In the Southeast Asian region, loss of area under natural forests is largely driven by natural resources extraction and demand for more land for production of food and other commodities. Earlier this year, progress tracking of the 2030 Agenda for Sustainable Development goals for Southeast Asia revealed disappointing outcomes for Sustainable Development Goal (SDG) 15. The SDG 15 measures forests and forested land protection, restoration and sustainable use.

Inspite of the regional trend, Vietnam has experienced a resurgence in forest cover over the decades, reaching 48 percent as of 2017. Vietnam hit its lowest coverage in 1990 at 27 percent due to the conversion of forested land into farms as well as leftover reactions to bombs and defoliants during the Vietnam War. The improvement has been attributed to the government’s move to restrict timber harvesting and processing for export, reforestation activities and natural regeneration.

However, some are calling Vietnam’s improved performance deceptive, achieved at the expense of its neighbours, specifically Lao and Cambodia. Cambodia specifically has been losing its forest cover at a serious rate, with 2.06 million hectares of tree cover disappearing from 2001 to 2017. This is equivalent to a 23 percent decrease compared to conditions in 2000. Even in its protected areas, during the same period, Cambodia lost 15 percent of its forest cover compared to 2000.

Source: Global Forest Watch.

Hush on felled trees

Despite the restriction in wood harvesting and processing, as well as the revived forest cover, Vietnam is ranked fifth in the global wood and wood product exporters, exporting US$8 billion worth of products. This is an increase of almost 10 percent from the previous year. A report by the UK-based Environmental Investigation Agency (EIA) accused Vietnam of profiting from illegally cut timber from Cambodia.

The organisation also identified a national park and a wildlife sanctuary in Cambodia where Vietnam-bound timber are illegally felled. According to EIA, clear passage to launder illegal wood - including those coming from protected areas - into Vietnam is allegedly arranged through various corrupt deals and illegal involvement of border army, cartels, logging barons, forest rangers, military, police and media.

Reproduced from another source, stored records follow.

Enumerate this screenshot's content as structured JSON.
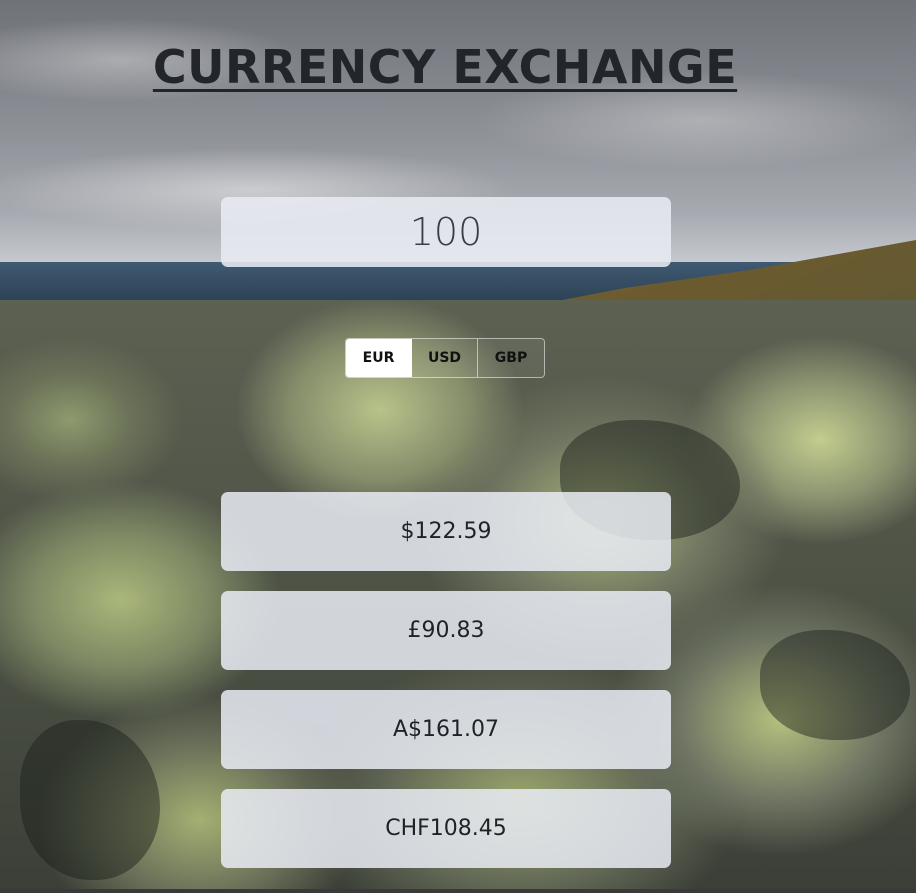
{
  "header": {
    "title": "CURRENCY EXCHANGE"
  },
  "converter": {
    "amount": "100",
    "currencies": [
      {
        "code": "EUR",
        "active": true
      },
      {
        "code": "USD",
        "active": false
      },
      {
        "code": "GBP",
        "active": false
      }
    ]
  },
  "results": [
    {
      "value": "$122.59"
    },
    {
      "value": "£90.83"
    },
    {
      "value": "A$161.07"
    },
    {
      "value": "CHF108.45"
    }
  ],
  "colors": {
    "title": "#222529",
    "card_background": "#e8ebf3",
    "active_toggle": "#ffffff"
  }
}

“Vietnamese officials have allowed Vietnamese traders to circumvent Cambodian law by allowing timber to enter Vietnam though unofficial crossings, avoiding inspection and taxation in Cambodia. Customs officials in Vietnam have legalised this timber into the Vietnamese economy, despite clear evidence of illegal harvest and export. Where this timber has not been legalised, these same officials have, at best, turned a blind eye to the huge volumes of timber being smuggled into Vietnam – if not outright profiting from this trade,” said EIA in its report.

Plugging the leak

Following years of pressure from environmental groups and impacted communities, the European Union (EU) and Vietnam signed a Forest Law Enforcement Governance and Trade Voluntary Partnership Agreement (FLEGT-VPA) in October. The FLEGT-VPA will enable development of credible systems in Vietnam to ensure legality of timber and wood imports and exports.

Through the legally binding agreement, Vietnam will establish and implement its own Timber Legality Assurance Systems (VNTLAS) to verify that timber and timber products have been produced legally. Once the system is in place, only FLEGT licenced products will be allowed to enter EU from Vietnam. This covers products such as fuel wood, sawn wood, veneer, particle boards, plywood, wooden flooring, wooden packing material, joinery, panels, wooden frames, and furniture.

The VPA covers wood products harvested from natural forests, planted forests, rubber plantation, home gardens and farms by organisations and households. It also covers supply chain-wide verification against issues like land use rights, environmental protection, legality of enterprises, labour requirements, compliance to custom regulations and non-domestically produced wood.

With the signing of the VPA, Vietnam is moving towards a stronger control over incoming illegal wood and wood products into the country. In the meantime, while the machinery is being developed, the challenge is to reduce illegal wood and wood products from continuing to cross the border. At the same time, stakeholders and industry players need to be prepared for the many changes to come.